Таким образом, все, с чем имеет дело человек, должно быть понято как продукт деятельности конечных и смертных людей (индивидов), обладающих физическими и ментальными ограничениями, а сами они в своих повседневных и профессиональных практиках - как продукт социализации в соответствии с определенными образцами культуры и нормами конкретного социума. В определенном смысле все материальные и духовные явления, сами представления об их появлении и существовании - это продукты человеческой (мыслительной или практической) деятельности - т. е. принципиально, если отвлечься от конкретики исполнения, человекоразмерны.

«Проблема человеческой размерности бесспорно включает аспект биологический, собственно, и возникает по биологическому поводу, поэтому в самом общем виде она может быть поставлена именно в биологических терминах как проблема размерности вообще» [11, с. 11]. Разделение деятельности на посильные (специализированные) для особей фрагменты, интегрируемые затем в целостность, зафиксированы и в животном мире (у пчел, муравьев или термитов). Человек, как биологически недостаточное и смертное существо, также вынужден специализироваться в рамках некоторой целостности, «специализируется» этой целостностью. Однако в результате получается все же социум, а не муравейник. «.. .Социальность в тонкостях ее структурноинституциональных различений не берется биокодом в том смысле, в каком биокод пчел, муравьев, термитов способен дифференцированно определять будущие особи в функционально различенные виды целого», - отмечал Петров [4, с. 29].

Поэтому антропологические (природные) ограничения - лишь предпосылка («поле») формирования, а не сама человекоразмерность. Ее основания надо искать не в биологических ограничениях, которые надо воспринимать просто как данность (возможно и, все более вероятно, как временную), и не специфике природных условий (экологической нише), хотя эта тема куда как актуальна для современного мира, а в том, что можно обозначить как «социальную наследственность». «Биологическая» размерность человека не носит определяющего значения для его уже (неизбежно социализированой) индивидуальной (индивидной) размерности, так и - в еще большей степени - надындивидуальной размерности (групповой, организационной, поколенческой, социумной, культурной). Сами представления о той или иной размерности индивида являются таймированными социокультурными (цивилизационными) контекстами, отличительные свойства которых в значительной мере - воля случая.

Поскольку путь «в природу» оказывается закрытым - остается только путь в культуру: «Мы можем только подозревать, что природа вовсе не обяза-

288

В. Л. Абушенко

тельно должна подчиняться ограничениям по вместимости человека и что тот способ поэлементного членения природы в посильные для индивидуального дознания и описания фрагменты с последующей их кумуляцией и попытками объединения методами теоретической редукции может оказаться человеческим по источнику способом исчерпания неподъемных для индивида проблем путем перевода их в диссоциированное множество подпроблем, удовлетворяющих ограничениям по вместимости человека» [11, с. 13].
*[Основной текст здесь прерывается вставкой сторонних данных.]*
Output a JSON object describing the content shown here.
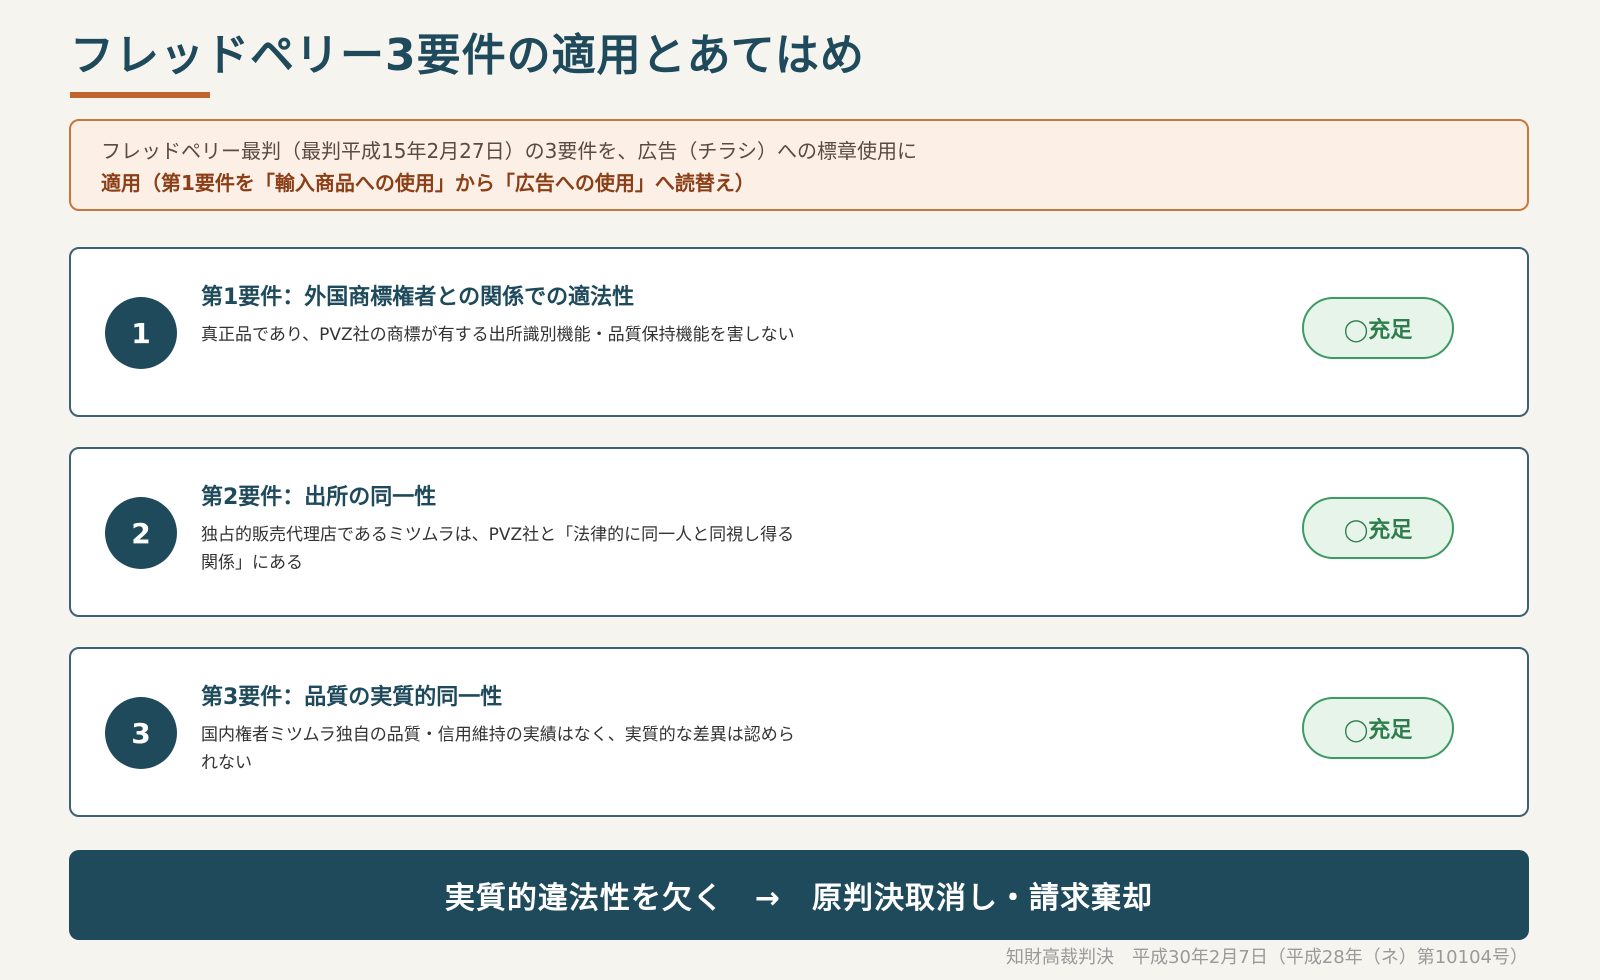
{
  "header": {
    "title": "フレッドペリー3要件の適用とあてはめ"
  },
  "intro": {
    "line1": "フレッドペリー最判（最判平成15年2月27日）の3要件を、広告（チラシ）への標章使用に",
    "line2": "適用（第1要件を「輸入商品への使用」から「広告への使用」へ読替え）"
  },
  "requirements": [
    {
      "number": "1",
      "title": "第1要件：外国商標権者との関係での適法性",
      "description": "真正品であり、PVZ社の商標が有する出所識別機能・品質保持機能を害しない",
      "status": "◯充足"
    },
    {
      "number": "2",
      "title": "第2要件：出所の同一性",
      "description": "独占的販売代理店であるミツムラは、PVZ社と「法律的に同一人と同視し得る関係」にある",
      "status": "◯充足"
    },
    {
      "number": "3",
      "title": "第3要件：品質の実質的同一性",
      "description": "国内権者ミツムラ独自の品質・信用維持の実績はなく、実質的な差異は認められない",
      "status": "◯充足"
    }
  ],
  "conclusion": {
    "text": "実質的違法性を欠く　→　原判決取消し・請求棄却"
  },
  "footer": {
    "source": "知財高裁判決　平成30年2月7日（平成28年（ネ）第10104号）"
  },
  "colors": {
    "primary": "#1f4a5c",
    "accent": "#c0652e",
    "intro_bg": "#fcefe6",
    "status_green": "#2f7d4c",
    "status_bg": "#e6f4ea"
  }
}
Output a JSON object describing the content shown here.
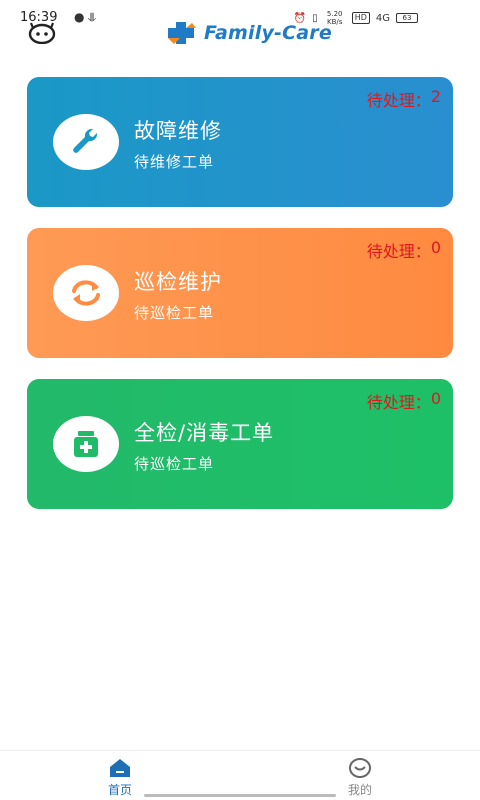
{
  "status_bar": {
    "time": "16:39",
    "left_icons": [
      "chat-bubble-icon",
      "download-icon"
    ],
    "right_items": [
      "alarm-icon",
      "vibrate-icon",
      "5.20 KB/s",
      "HD",
      "4G",
      "63"
    ]
  },
  "header": {
    "brand_name": "Family-Care",
    "back_icon": "back-icon"
  },
  "cards": [
    {
      "title": "故障维修",
      "subtitle": "待维修工单",
      "pending_label": "待处理：",
      "pending_count": "2",
      "icon": "wrench-icon",
      "color": "#1a98c6"
    },
    {
      "title": "巡检维护",
      "subtitle": "待巡检工单",
      "pending_label": "待处理：",
      "pending_count": "0",
      "icon": "refresh-icon",
      "color": "#ff8c42"
    },
    {
      "title": "全检/消毒工单",
      "subtitle": "待巡检工单",
      "pending_label": "待处理：",
      "pending_count": "0",
      "icon": "medicine-bottle-icon",
      "color": "#20bb68"
    }
  ],
  "bottom_nav": {
    "items": [
      {
        "label": "首页",
        "icon": "home-icon",
        "active": true
      },
      {
        "label": "我的",
        "icon": "user-icon",
        "active": false
      }
    ],
    "active_color": "#1f6fb5",
    "inactive_color": "#888888"
  }
}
Здесь необходимо обратить внимание на одно весьма существенное обстоятельство, касающееся оснований и источника «полагания» и воспроизводства человекоразмерности. Несомненно, что ее проявления фиксируются и наблюдаются прежде всего в социальной жизни - речь идет о задании и воспроизводстве различного рода «мерностей» на организационно-институциональном и деятельностно-практическом уровнях организации социума, о «втягивании» ими внутрь социального целого «вещных» (природных) элементов, но прежде всего о «приведении в соответствие друг другу» названных уровней. Вопрос заключается в том «как и за счет чего это возможно»?

Поиск ответа на эти вопросы требует развертывания второй из выделенных выше установок социокультурного анализа. А именно речь идет о способах и механизмах типизации и нормирования уникально-экземплярного (индивидуального) средствами наличных схематизмов социума, привлечения для этого властных и иных ресурсов и т. д. Можно сказать иначе - о социализации индивидуального и преодолении антиномичности (конфликта «масштабов») индивидуального и надындивидуального. В классической социологии эта антиномия фиксируется как противостояние действия и структуры, как проблема свободы и субъектности (деятельной, креативной «мощности») индивида в рамках предзаданных социальных порядков.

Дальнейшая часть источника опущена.